Marvin was a couple of inches shorter than he was, and stockier, too. He had a double chin and a comfortable little pot belly. He wore horn-rimmed glasses and smoked a pipe. He had a million schemes, none of which had paid off the way he'd wished they would. He could talk anybody into anything…for a little while. After that, his charm wore thin. Aaron reflexively liked him—they were brothers, after all—but he'd learned to keep a hand on his wallet when Marvin started charming.

“No hatchet today, hey?” he said when he opened the door to let in Aaron and Ruth and Leon.

“I dunno. Got any wood you need chopped?” Aaron didn't let on that Marvin irked him. The accident was forty years old now, and Marvin hadn't forgotten it. He never forgot anything anybody did to him.

He squatted down in the front hall and tickled Leon. Leon giggled. He thought Marvin was great. Of course, he wasn't quite two, so his judgment left something to be desired.

“Hello, Aaron. Hello, Ruth,” Sarah Finch said. Olivia's mother was a washed-out woman in her early forties. She'd been a Phi Beta Kappa at the University of Arkansas. Then she met Marvin, fell in love with him…and vanished into his shadow. If you gave him half a chance, he'd do that to you.

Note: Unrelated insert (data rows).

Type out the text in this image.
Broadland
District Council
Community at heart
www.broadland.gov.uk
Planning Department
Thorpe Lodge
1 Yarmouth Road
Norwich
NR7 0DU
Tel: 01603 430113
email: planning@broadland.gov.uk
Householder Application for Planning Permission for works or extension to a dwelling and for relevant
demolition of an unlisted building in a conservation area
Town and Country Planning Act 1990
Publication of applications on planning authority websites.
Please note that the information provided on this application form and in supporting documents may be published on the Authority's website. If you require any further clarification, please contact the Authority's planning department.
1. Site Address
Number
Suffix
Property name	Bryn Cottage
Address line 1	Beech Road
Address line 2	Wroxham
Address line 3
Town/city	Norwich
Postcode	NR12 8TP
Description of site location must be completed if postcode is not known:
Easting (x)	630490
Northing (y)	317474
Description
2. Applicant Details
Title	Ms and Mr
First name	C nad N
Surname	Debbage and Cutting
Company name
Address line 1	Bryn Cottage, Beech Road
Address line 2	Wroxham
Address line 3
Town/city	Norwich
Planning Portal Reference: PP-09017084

“Hi, Sarah,” Aaron said. He liked Marvin's wife. By all the signs, he liked her better than Marvin did. Of course, he didn't sleep in the same bed with her.

He squeezed Ruth's hand. If he hadn't been living with Marvin, he never would have met her. That made him more forgiving than he would have been otherwise.

“Is Roxane here yet?” Ruth asked Marvin. Roxane Bauman was her first cousin, the gal who'd introduced her and Aaron. She was married to a working but not enormously successful actor named Howard Bauman. Their politics were very pink, almost if not altogether red.

Aaron hadn't seen them since the war started. Just before it did, Bauman had had to testify in front of the Un-American Activities Committee. Aaron wondered what they thought of Stalin now. That ought to be interesting…one way or another.